Mozart K452, Beethoven Op 16 (both in E flat)
Van Immerseel (fortepiano) / Octophorus
Accent Plus 10038
These two works are regularly coupled -  always to the detriment of the Beethoven, which is a much earlier work in the composer's output.
Hearing a period recording (this is one of Accent's 25th anniversary reissues) radically changes one's view of the works, and makes the Beethoven seem more a different animal, not a poor imitation.
The fortepiano is lighter in weight (and tonal quality) than the modern piano, and the period wind instruments are more rough-hewn. The Mozart, therefore, becomes not a chamber concerto but a wind serenade with keyboard obbligato. It is much easier to understand why Mozart himself praised this piece as his best to date, above therefore the quartets dedicated to Haydn, the Sinfonia Concertante, or a number of the piano concertos and symphonies.
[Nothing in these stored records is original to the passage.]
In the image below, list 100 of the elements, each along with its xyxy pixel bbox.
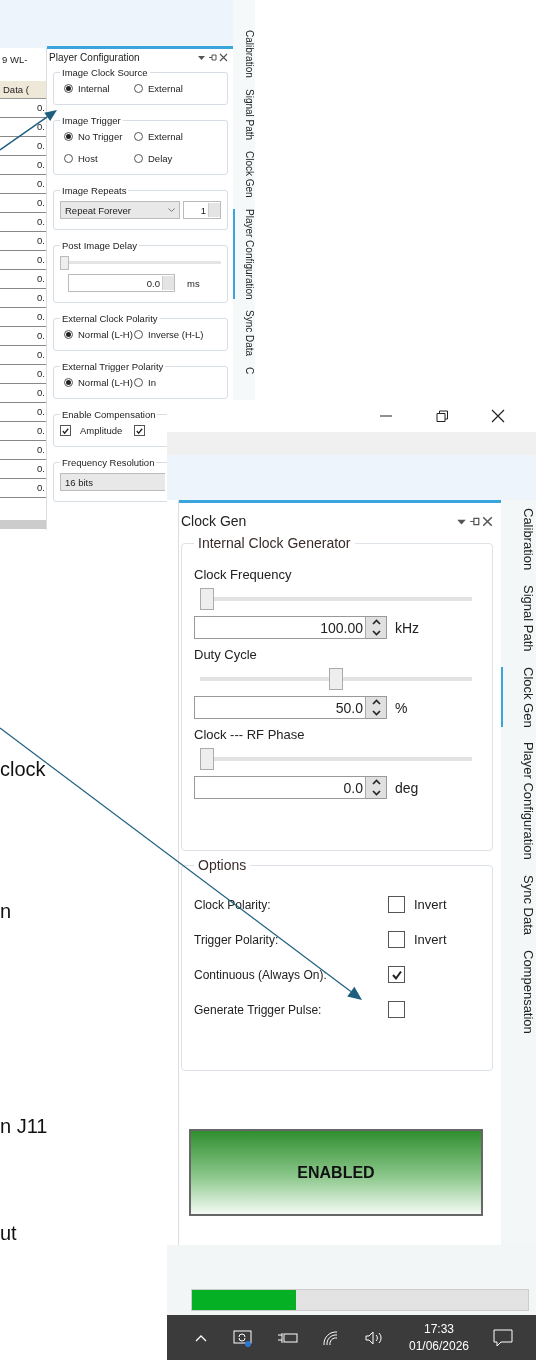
table-cell: 0.: [0, 479, 46, 498]
control-label: Clock Frequency: [194, 567, 293, 582]
checkbox[interactable]: [388, 1001, 405, 1018]
spin-buttons[interactable]: [365, 617, 386, 638]
checkbox[interactable]: [388, 896, 405, 913]
slider-thumb[interactable]: [60, 256, 69, 270]
monitor-icon[interactable]: [231, 1327, 254, 1348]
unit-label: ms: [187, 277, 200, 289]
checkbox[interactable]: [134, 425, 146, 436]
slider-thumb[interactable]: [329, 668, 343, 690]
column-header[interactable]: Data (: [0, 81, 46, 99]
group-title: Frequency Resolution: [61, 457, 156, 468]
side-tab[interactable]: Sync Data: [233, 310, 255, 357]
radio-option[interactable]: Normal (L-H): [64, 377, 134, 388]
arrow: [0, 110, 57, 151]
panel-title: Clock Gen: [181, 513, 247, 529]
side-tab[interactable]: Calibration: [501, 508, 536, 571]
dropdown[interactable]: Repeat Forever: [60, 201, 180, 219]
group-title: Post Image Delay: [61, 240, 138, 251]
table-cell: 0.: [0, 175, 46, 194]
table-cell: 0.: [0, 403, 46, 422]
spin-buttons[interactable]: [365, 777, 386, 798]
side-tab[interactable]: Signal Path: [233, 88, 255, 140]
table-cell: 0.: [0, 194, 46, 213]
table-cell: 0.: [0, 441, 46, 460]
side-tab[interactable]: Clock Gen: [501, 666, 536, 728]
checkbox[interactable]: [388, 931, 405, 948]
group-title: Internal Clock Generator: [197, 535, 352, 551]
group-title: Options: [197, 857, 248, 873]
table-cell: 0.: [0, 156, 46, 175]
table-cell: 0.: [0, 365, 46, 384]
checkbox-label: Amplitude: [80, 425, 123, 436]
side-tab[interactable]: Player Configuration: [501, 742, 536, 861]
spin-field[interactable]: 0.0: [68, 274, 175, 292]
radio-option[interactable]: Delay: [134, 153, 204, 164]
spin-buttons[interactable]: [365, 697, 386, 718]
enabled-button[interactable]: ENABLED: [189, 1129, 483, 1216]
slider-thumb[interactable]: [200, 748, 214, 770]
spin-field[interactable]: 0.0: [194, 776, 387, 799]
radio-option[interactable]: Inverse (H-L): [134, 329, 204, 340]
checkbox-label: Invert: [414, 897, 447, 912]
unit-label: kHz: [395, 619, 420, 636]
option-label: Continuous (Always On):: [194, 967, 328, 982]
taskbar-clock[interactable]: 17:33 01/06/2026: [408, 1321, 469, 1354]
option-label: Trigger Polarity:: [194, 932, 280, 947]
side-tab[interactable]: Signal Path: [501, 585, 536, 652]
radio-option[interactable]: Host: [64, 153, 134, 164]
spin-field[interactable]: 1: [183, 201, 221, 219]
scrollbar[interactable]: [0, 520, 46, 529]
slider-thumb[interactable]: [200, 588, 214, 610]
pin-icon[interactable]: [469, 515, 480, 527]
checkbox[interactable]: [388, 966, 405, 983]
close-icon[interactable]: [482, 515, 493, 527]
pin-icon[interactable]: [208, 52, 217, 62]
side-tab[interactable]: Clock Gen: [233, 150, 255, 198]
side-tab[interactable]: Compensation: [501, 950, 536, 1034]
checkbox[interactable]: [60, 425, 71, 436]
table-cell: 0.: [0, 213, 46, 232]
control-label: Clock --- RF Phase: [194, 727, 306, 742]
table-cell: 0.: [0, 308, 46, 327]
side-tab[interactable]: Calibration: [233, 30, 255, 78]
group-title: Image Repeats: [61, 185, 128, 196]
radio-option[interactable]: External: [134, 83, 204, 94]
caret-icon: [168, 207, 175, 213]
close-icon[interactable]: [490, 408, 506, 424]
side-tab[interactable]: Sync Data: [501, 875, 536, 936]
panel-title: Player Configuration: [49, 51, 140, 63]
radio-option[interactable]: Internal: [64, 83, 134, 94]
control-label: Duty Cycle: [194, 647, 258, 662]
side-tab[interactable]: Player Configuration: [233, 208, 255, 300]
table-cell: 0.: [0, 346, 46, 365]
radio-option[interactable]: Normal (L-H): [64, 329, 134, 340]
restore-icon[interactable]: [434, 408, 450, 424]
radio-option[interactable]: In: [134, 377, 204, 388]
option-label: Generate Trigger Pulse:: [194, 1002, 323, 1017]
table-cell: 0.: [0, 251, 46, 270]
table-cell: 0.: [0, 460, 46, 479]
unit-label: %: [395, 699, 408, 716]
table-cell: 0.: [0, 232, 46, 251]
table-cell: 0.: [0, 137, 46, 156]
group-title: Image Clock Source: [61, 67, 149, 78]
chat-bubble-icon[interactable]: [492, 1327, 515, 1348]
side-tab[interactable]: C: [233, 367, 255, 375]
document-text: ut: [0, 1222, 17, 1245]
group-title: Enable Compensation: [61, 409, 157, 420]
clock-date: 01/06/2026: [408, 1337, 469, 1354]
unit-label: deg: [395, 779, 419, 796]
table-cell: 0.: [0, 327, 46, 346]
spin-field[interactable]: 100.00: [194, 616, 387, 639]
close-icon[interactable]: [219, 52, 228, 62]
radio-option[interactable]: External: [134, 131, 204, 142]
spin-field[interactable]: 50.0: [194, 696, 387, 719]
table-cell: 0.: [0, 289, 46, 308]
dropdown[interactable]: 16 bits: [60, 473, 165, 491]
checkbox-label: Invert: [414, 932, 447, 947]
battery-icon[interactable]: [277, 1330, 300, 1345]
table-cell: 0.: [0, 422, 46, 441]
radio-option[interactable]: No Trigger: [64, 131, 134, 142]
table-cell: 0.: [0, 384, 46, 403]
clock-time: 17:33: [423, 1321, 454, 1338]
It must have been because he was so happy to solve the compositional problem of writing something both for the light-hearted, fashionable wind ensemble genre, and the keyboard style in which he was himself the leading innovator. He could satisfy himself and his public at once, be simultaneously pleasing and deep.
In comparison, the Beethoven's piano part has always seemed too big and prone to overwhelm the winds. On the lighter instrument, it feels much better; this now sounds like a well-constructed chamber concerto. The doublings and big chords were there as the only way to bulk out the sound against the fat winds.
Pleasing performances, of which the highlight is the real brio and flow of the Beethoven first movement. Sadly, though, the other two parts of the Beethoven are disappointingly routine, and the over-deliberate tempo for the finale is especially ill-chosen. The overwhelming impression of the Mozart is how strong the wind presence is within the sound picture, at times Immerseel is almost drowned, but no doubt authentically so. These are players well-established as period performers; the disc will not fail to interest and to please.